"I love your Word, O Lord!" -- so says the Psalmist expressing his heart felt devotion to the words of the Torah given to the people of Israel by the God of Israel. The Torah is celebrated by the Jewish people in every community around the world. The scroll is even housed in a specially built cabinet laid to rest in a prominent place in the synagogue.
To dedicate a new Torah scroll in a community synagogue is another opportunity to celebrate in the streets. Through the years of living in Jerusalem, I have seen these boistrous celebrations in our own neighbhorhood, and they resemble a Jewish wedding reception. The synagogue committee sends out an invitation to the neighbhorhood inviting them to participate in the celebration, posting it at the local grocery stores. Then, a couple of hours prior to the ceremony, a small car with a loud speaker makes his way through the narrow streets announcing the time and place. The crowds gather.
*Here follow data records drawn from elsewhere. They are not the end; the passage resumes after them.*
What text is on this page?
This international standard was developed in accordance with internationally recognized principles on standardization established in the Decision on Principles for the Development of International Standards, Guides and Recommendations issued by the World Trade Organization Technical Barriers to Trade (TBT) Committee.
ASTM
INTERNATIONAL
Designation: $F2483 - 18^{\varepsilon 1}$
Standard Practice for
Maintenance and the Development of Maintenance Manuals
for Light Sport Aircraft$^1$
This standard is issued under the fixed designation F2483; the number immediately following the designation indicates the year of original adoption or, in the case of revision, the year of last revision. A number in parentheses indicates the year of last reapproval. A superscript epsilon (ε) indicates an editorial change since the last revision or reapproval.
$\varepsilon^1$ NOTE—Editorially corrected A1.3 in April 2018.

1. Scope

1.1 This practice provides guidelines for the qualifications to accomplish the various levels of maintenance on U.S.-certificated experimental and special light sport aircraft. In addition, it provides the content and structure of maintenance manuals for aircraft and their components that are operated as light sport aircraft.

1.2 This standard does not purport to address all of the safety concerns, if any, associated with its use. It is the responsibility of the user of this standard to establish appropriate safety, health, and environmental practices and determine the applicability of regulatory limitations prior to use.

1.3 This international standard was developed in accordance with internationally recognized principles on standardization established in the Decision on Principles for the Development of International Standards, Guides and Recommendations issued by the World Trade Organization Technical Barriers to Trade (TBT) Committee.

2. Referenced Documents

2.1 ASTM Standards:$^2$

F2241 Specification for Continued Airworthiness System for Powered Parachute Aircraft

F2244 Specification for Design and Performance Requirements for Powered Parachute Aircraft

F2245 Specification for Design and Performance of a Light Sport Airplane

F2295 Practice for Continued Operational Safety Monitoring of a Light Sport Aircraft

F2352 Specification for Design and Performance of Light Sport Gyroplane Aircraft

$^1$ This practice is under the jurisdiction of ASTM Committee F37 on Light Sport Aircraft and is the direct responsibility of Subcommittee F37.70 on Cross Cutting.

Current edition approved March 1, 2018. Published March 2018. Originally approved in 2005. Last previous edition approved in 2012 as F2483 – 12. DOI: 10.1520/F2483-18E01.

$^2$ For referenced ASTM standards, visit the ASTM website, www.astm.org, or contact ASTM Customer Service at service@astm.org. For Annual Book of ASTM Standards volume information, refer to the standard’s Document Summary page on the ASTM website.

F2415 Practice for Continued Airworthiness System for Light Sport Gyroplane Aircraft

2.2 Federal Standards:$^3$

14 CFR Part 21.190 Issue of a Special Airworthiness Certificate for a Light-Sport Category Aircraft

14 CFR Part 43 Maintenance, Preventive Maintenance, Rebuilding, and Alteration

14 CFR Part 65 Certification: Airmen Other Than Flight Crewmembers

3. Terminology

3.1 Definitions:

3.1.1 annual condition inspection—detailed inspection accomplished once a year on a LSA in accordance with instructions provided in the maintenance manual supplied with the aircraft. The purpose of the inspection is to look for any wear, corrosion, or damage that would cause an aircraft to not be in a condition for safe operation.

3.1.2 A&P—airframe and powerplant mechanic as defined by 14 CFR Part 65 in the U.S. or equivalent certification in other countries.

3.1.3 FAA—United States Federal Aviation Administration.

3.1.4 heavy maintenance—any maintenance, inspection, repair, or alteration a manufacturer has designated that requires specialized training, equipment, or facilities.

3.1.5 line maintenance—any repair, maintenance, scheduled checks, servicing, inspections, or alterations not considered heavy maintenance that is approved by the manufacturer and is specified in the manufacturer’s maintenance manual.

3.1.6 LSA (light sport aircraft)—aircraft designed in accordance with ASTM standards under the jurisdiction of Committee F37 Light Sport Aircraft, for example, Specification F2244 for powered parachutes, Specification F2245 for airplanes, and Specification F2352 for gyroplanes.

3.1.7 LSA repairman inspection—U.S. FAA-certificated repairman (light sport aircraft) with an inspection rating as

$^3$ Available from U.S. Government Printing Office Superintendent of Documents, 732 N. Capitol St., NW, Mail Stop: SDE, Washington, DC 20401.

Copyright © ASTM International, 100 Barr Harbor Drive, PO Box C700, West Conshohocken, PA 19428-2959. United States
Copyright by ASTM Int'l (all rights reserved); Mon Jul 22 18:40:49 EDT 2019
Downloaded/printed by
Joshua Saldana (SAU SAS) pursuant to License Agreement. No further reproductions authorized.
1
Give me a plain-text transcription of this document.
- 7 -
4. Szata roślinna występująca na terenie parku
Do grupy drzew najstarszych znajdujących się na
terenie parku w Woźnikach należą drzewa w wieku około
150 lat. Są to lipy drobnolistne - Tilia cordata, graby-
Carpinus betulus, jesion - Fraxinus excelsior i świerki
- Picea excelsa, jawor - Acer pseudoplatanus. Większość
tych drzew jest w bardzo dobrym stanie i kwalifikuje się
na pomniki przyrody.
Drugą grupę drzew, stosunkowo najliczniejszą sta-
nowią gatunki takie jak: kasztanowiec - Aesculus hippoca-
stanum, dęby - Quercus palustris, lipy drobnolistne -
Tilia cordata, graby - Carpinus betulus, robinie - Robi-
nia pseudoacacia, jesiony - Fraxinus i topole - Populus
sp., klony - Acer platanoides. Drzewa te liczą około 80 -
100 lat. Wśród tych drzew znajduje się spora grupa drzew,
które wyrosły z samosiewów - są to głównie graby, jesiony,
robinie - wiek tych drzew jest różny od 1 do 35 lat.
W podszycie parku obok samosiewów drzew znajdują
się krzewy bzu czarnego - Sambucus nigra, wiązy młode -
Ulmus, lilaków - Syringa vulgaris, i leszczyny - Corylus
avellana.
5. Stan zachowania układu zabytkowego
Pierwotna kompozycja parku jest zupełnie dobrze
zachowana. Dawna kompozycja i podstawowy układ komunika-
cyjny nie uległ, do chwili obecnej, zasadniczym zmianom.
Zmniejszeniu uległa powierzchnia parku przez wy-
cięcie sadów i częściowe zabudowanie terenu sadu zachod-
The residents - young and old - link arm in arm and begin their celebrative Israeli line dance up the street behind the car with the loud speaker as the preceed the newly devoted Torah scroll, leading the way to its new home in local the Synagogue.
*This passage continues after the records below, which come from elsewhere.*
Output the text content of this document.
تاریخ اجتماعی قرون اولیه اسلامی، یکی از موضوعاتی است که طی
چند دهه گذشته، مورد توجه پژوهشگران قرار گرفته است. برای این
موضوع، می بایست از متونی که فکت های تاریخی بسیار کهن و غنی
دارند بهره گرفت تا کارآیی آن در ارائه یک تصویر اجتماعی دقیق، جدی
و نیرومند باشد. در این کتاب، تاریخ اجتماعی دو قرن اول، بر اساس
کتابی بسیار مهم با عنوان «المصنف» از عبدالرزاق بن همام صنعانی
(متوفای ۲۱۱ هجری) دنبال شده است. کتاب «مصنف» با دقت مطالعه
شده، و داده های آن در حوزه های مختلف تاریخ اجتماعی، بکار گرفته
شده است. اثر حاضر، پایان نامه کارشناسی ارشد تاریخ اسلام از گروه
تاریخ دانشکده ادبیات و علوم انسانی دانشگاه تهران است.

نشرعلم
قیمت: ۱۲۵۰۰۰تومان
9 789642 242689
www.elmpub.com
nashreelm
A table of refreshments has been laid for the guests, and for the next 2 hours, the ear piercing music and dancing in the streets continues . . . inviting the neighbhors to celebrate their new Torah scroll. It is awesome to watch and to see a people so appreciate the words of God in such a manner.
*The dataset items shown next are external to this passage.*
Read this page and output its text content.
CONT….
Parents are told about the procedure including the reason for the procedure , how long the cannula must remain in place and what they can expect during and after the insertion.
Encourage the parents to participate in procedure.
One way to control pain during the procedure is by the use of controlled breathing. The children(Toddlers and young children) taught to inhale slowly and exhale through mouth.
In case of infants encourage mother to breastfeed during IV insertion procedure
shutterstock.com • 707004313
I was particularly amazed last week, that, in the midst of the rockets falling on S'derot close to the border of northern Gaza, a "wedding" ceremony of the Torah dedication took place.
It was an "in your face" celebration by this battered community. After 1,000 S'derot citizens had evacuated earlier that day, a small contingent of remaining brave and faith-filled citizens, who themselves had been experiencing a barrage of 100 rockets within 3 days, paraded through their pockholed streets -- with their new Torah scroll! They danced, they kissed and hugged the Torah, they sang, they celebrated with great exuberance.